A new trailer has arrived for The Eye, an upcoming remake of the 2002 supernatural chiller (Gin Gwai) by Hong Kong twin directors Danny and Oxide Pang. The flick's about a concert violinist in her twenties, blind since childhood, who undergoes a corneal transplant and finds herself seeing some fairly creepy stuff after the bandages come off. The Eye made it to U.S. theaters in 2003 for a limited run and was spoken of relatively well, if not especially profitable. I was never precisely sure why folks liked it, but The Ring remake had hit American theaters in 2002, and there was a nascent interest in Asian-inspired horror among the mainstream - and mainstream The Eye is.

It's fair to look at and decently put together, but transparently unoriginal, 35% cribbed from The Sixth Sense, released only a few years earlier and certainly still within audience memory. The other 65%? Michael Apted's 1994 Blink, starring Madeleine Stowe and Aidan Quinn. Stowe plays a blind fiddler who undergoes a corneal transplant, long story short, creepy stuff. To be thorough, both Blink and The Eye also owe a clear debt to The Hands of Orlac, Mad Love, and a longstanding cinematic tradition of evil transplants, but The Eye marks its 1990s influences pretty clearly on its sleeve.

The Eye has already been remade - Indian filmgoers got to see Naina, Shripal Morakhia's take on the story. Though I haven't seen it, reports are that it's both somewhat shoddy and almost note-for-note copied from the original. Naina hit Bombay theaters on May 20th of 2005, the same day as a flick called Nazar, about a young lady who suffers visions and comes to realize she's borrowing the perceptual span of a killer - in short, an adaptation of The Eyes of Laura Mars (1978), a likely influence on much of this borrowed-sight oeuvre.

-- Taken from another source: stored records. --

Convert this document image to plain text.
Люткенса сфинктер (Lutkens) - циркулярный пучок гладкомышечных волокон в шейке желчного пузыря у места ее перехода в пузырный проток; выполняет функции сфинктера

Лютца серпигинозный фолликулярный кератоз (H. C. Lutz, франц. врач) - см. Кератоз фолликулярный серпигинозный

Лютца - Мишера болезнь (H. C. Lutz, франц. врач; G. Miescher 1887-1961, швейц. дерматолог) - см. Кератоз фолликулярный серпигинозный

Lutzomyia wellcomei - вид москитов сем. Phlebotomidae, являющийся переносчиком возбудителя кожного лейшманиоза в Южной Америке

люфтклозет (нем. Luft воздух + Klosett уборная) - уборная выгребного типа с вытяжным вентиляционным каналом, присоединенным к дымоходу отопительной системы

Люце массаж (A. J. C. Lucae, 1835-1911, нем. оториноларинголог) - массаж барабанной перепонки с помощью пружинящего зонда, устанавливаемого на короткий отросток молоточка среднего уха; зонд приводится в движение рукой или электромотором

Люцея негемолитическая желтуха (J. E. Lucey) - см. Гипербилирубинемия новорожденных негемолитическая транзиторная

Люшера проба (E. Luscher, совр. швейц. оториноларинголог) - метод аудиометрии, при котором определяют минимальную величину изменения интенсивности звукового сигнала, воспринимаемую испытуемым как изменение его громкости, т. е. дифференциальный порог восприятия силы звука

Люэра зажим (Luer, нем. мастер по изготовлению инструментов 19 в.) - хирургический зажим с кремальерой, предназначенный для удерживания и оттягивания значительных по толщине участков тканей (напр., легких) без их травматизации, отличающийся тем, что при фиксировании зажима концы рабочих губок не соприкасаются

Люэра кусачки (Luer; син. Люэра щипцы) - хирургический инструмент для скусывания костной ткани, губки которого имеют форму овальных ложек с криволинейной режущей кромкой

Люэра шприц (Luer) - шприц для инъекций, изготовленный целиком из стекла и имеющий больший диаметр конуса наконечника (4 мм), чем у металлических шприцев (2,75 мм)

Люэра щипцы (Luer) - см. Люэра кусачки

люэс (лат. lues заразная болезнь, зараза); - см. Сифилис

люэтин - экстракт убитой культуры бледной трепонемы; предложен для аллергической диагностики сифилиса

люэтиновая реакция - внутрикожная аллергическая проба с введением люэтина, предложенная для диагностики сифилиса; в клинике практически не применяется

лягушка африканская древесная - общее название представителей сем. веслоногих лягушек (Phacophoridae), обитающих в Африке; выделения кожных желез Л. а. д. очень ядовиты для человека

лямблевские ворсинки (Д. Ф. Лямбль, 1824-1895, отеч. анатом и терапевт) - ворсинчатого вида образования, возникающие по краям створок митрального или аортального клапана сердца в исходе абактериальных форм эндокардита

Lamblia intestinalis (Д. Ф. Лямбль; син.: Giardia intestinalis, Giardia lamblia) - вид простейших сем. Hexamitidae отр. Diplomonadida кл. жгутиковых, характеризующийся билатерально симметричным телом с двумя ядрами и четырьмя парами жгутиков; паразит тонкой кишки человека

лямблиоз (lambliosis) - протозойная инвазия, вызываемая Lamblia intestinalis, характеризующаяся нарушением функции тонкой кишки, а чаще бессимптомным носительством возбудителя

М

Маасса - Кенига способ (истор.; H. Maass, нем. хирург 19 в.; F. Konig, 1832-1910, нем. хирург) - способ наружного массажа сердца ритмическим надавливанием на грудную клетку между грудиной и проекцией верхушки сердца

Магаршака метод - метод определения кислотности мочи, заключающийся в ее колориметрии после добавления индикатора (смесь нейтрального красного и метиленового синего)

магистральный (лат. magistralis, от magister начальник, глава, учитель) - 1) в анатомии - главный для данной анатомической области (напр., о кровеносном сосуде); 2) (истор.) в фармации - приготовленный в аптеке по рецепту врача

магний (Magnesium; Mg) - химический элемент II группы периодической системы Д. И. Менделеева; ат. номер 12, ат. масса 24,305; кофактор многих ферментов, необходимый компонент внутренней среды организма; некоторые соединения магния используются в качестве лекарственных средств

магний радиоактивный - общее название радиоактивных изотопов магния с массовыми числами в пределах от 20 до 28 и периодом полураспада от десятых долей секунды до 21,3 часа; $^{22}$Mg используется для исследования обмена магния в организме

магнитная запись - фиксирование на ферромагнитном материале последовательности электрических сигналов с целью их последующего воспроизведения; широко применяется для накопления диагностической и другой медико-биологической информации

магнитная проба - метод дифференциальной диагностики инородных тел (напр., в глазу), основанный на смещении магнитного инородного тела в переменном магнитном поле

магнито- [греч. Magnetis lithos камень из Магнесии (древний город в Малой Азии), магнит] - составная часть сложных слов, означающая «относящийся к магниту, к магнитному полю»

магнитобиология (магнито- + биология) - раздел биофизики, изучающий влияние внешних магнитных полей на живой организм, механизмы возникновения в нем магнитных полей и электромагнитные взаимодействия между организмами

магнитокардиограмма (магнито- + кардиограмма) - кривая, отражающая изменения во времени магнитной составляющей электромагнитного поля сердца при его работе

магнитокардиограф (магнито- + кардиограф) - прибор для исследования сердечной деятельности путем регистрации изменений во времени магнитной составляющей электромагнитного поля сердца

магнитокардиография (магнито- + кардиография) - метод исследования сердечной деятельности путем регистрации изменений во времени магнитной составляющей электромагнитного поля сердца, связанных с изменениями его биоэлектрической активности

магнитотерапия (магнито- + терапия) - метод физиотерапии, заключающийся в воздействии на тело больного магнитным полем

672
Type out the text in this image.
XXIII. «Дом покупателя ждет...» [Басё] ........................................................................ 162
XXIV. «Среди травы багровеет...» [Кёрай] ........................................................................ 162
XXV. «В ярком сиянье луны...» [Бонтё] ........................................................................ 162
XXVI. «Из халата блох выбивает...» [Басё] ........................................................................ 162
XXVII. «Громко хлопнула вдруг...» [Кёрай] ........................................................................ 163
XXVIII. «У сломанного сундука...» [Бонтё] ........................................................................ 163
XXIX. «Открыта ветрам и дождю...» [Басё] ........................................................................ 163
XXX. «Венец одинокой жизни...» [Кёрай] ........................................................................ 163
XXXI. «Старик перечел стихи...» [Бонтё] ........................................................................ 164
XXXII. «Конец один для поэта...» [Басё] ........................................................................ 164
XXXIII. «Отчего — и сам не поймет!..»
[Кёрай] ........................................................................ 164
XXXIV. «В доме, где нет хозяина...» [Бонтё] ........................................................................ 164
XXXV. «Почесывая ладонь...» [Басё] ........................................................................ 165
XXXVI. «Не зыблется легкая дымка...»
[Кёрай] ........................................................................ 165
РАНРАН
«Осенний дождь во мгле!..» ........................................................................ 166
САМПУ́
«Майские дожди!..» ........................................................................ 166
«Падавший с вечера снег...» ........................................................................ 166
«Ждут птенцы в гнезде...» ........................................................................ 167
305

The new Eye has been in the works for a while, and Ringu director Hideo Nakata was given the job way back when Renée Zellweger was set to star. Zellweger and Nakata left with a production shakeup. Jessica Alba got the part, and Nakata was eventually replaced with David Moreau and Xavier Palud, who made Ils (Them) in 2006.

The talent behind the fine new wave of French horror is being swallowed up by Hollywood even more quickly than the Japanese horror directors were assimilated. Moreau and Palud, like Xavier Gens (imported to make Hitman after directing Frontière(s)), were brought Stateside after a single film. Alexandre Aja made it all the way to two features before he showed up on U.S. shores. Fabrice du Welz, after a single feature (Calvaire), has an upcoming English-language gig called Vinyan, starring Rufus Sewell and Emmanuelle Béart. Shhh, nobody tell producers he's Belgian.